Since there is no shortage of sights to see in Vienna and to avoid me from barking on, other places that I would recommend to put on your list include: The Johann Strauss Monument, Katholische Kirche St. Peter, the Judisches Museum and the Wiener Staatsoper (Opera house) where tickets always seem to be booked up far in advance! Might be worth jumping on their website now…

The Strauss Monument

Coming back to my favourite subject of food, I could forever harp on about the choices in this country or city alone! The Naschmarkt is an alluring, local food market where you can sit in and dine amongst the other market dwellers and stall owners selling their selections of spices, sweets or Schnitzel. Even if you don’t get the chance to make it here, you can rest assured that on every street corner there is a vendor selling some sort of meaty or carby snack option for when you get peckish mid-way through your shopping trip or guided city tour. The shopping here is like any major city, it has its high street favourites but is also home to some high fashion brands such as Chanel and Gucci. However, you will be awkwardly stared down by the security guards that linger outside as you window shop.
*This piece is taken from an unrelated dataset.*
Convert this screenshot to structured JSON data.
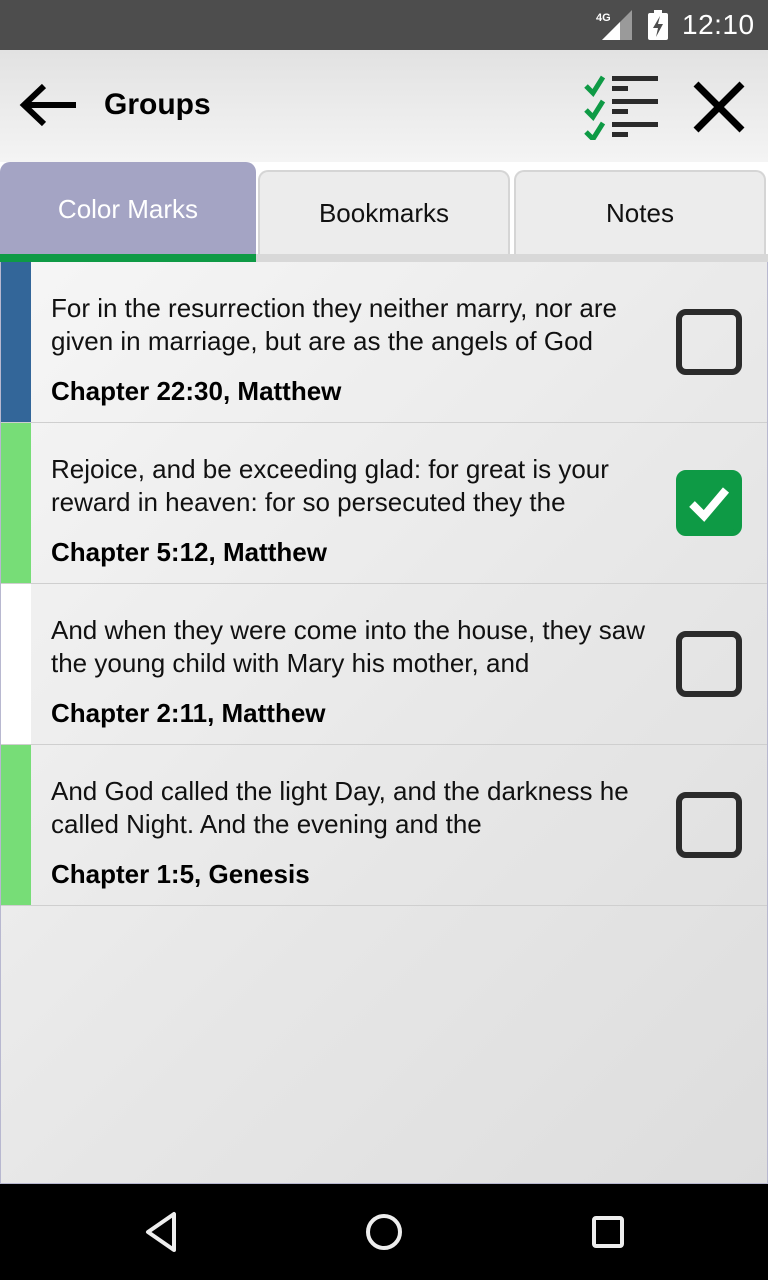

For a more, modern development, you can visit the Donauturm (Danube Tower). This revolving tower takes you 252 metres upwards for panoramic views of the beautiful city. For the cost of €14.50, you can overlook the picturesque Danube river with a coffee in hand. Alternatively, the neighbouring DC Tower has a familiar Hilton Hotel ‘Cloud 23’ style, with a swanky bar at the top and overpriced, underwhelming food compared with the rest of the city’s assortments.

A traditional meal of Wiener Schnitzel, Gulasch and Käsespatzle

Finally, the ‘Prater‘ is a fun fair in the 2nd district (3 stops from the Stephansdom platform). Here, you can enjoy the amusement rides and even the bizarre ‘ROLLERCOASTER RESTAURANT’ which delivers your food and drink down a spiralling track, directly to your table (not sure how we ended up in that one). You can then finish off your day on the grand ferris wheel which overlooks the city centre. Differing from the rest of the cultural theme of your trip, the Prater is suitable for young families or if you want to take a gamble on potentially throwing up your third Apfelstrudel of the day on the ‘Black Mamba’.

Vienna is a beautiful city and it would be a crime if you didn’t visit at least once in your lifetime. With so many aspects to it, you can have an educational trip whilst also glugging down a stein of Bier in the evenings. One thing’s for sure; you won’t feel short of culture as you wander round the city, sausage in hand.